ORLANDO, FLORIDA - FEBRUARY 28: Former President Donald Trump addresses the Conservative Political Action Conference held in the Hyatt Regency on February 28, 2021 in Orlando, Florida. Begun in 1974, CPAC brings together conservative organizations, activists, and world leaders to discuss issues important to them. (Photo by Joe Raedle/Getty Images)
President Donald Trump addresses the Conservative Political Action Conference held in the Hyatt Regency on February 28, 2021 in Orlando, Florida.

  • During his CPAC speech, Donald Trump accused big tech of censorship.
  • He said section 230 should be repealed and that states should act if the federal government won’t.
  • Trump said states should sanction Twitter, Google, and Facebook if they “silence conservative voices.”
  • Visit the Business section of Insider for more stories.

During his speech at the Conservative Political Action Conference on Sunday, former President Donald Trump encouraged states to “punish” big tech if they “silence conservative voices.”

Trump spoke on the final day of CPAC in Orlando, Florida. It was his first public speech since leaving the White House last month.

“All of the election integrity measures in the world will mean nothing if we don’t have free speech,” Trump said. “If republicans can be censored for speaking the truth and calling out corruption, we will not have democracy and we will only have left-wing tyranny.”
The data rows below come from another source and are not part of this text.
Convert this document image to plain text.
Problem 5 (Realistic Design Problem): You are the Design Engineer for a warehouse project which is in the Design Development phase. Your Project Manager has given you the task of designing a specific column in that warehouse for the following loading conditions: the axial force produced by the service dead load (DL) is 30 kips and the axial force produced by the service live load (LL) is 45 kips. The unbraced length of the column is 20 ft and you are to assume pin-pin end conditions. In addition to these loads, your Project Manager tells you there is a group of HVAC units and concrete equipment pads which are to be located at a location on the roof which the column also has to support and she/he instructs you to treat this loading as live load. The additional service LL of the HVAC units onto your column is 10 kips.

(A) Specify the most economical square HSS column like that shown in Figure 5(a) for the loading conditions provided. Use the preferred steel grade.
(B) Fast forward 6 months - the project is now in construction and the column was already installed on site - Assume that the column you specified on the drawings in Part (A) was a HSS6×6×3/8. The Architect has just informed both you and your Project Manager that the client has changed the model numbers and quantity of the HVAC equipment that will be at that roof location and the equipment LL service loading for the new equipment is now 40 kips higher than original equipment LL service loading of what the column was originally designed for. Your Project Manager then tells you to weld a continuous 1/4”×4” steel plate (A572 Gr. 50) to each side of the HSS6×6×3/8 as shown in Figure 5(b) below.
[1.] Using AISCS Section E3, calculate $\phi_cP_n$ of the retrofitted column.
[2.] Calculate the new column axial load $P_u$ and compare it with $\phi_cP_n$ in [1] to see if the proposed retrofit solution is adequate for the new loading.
Trump has frequently accused tech companies of censorship over his removal from both Facebook and Twitter for violating their policies.

“The time has come to break up big tech monopolies and restore fair competition,” Trump said, adding that section 230 – a piece of internet legislation passed into law as part of the Communications Decency Act of 1996 – must be repealed.

Section 230 gives websites the ability to regulate the content that appears on their platforms. It also protects sites from being legally liable for content shared by users.

“If the federal government refuses to act then every state in the union where we have the votes – which is a lot of them – big tech giants like Twitter, Google, and Facebook should be punished with major sanctions whenever they silence conservative voices,” Trump said.

Trump cited Florida Gov. Ron DeSantis, who announced new proposals earlier this month aimed at social media companies. One proposal aims to block the suspension of accounts of political candidates and would impose fines for each day said account is blocked.

It’s unclear if the state would have the authority to enforce such laws, the Associated Press reported.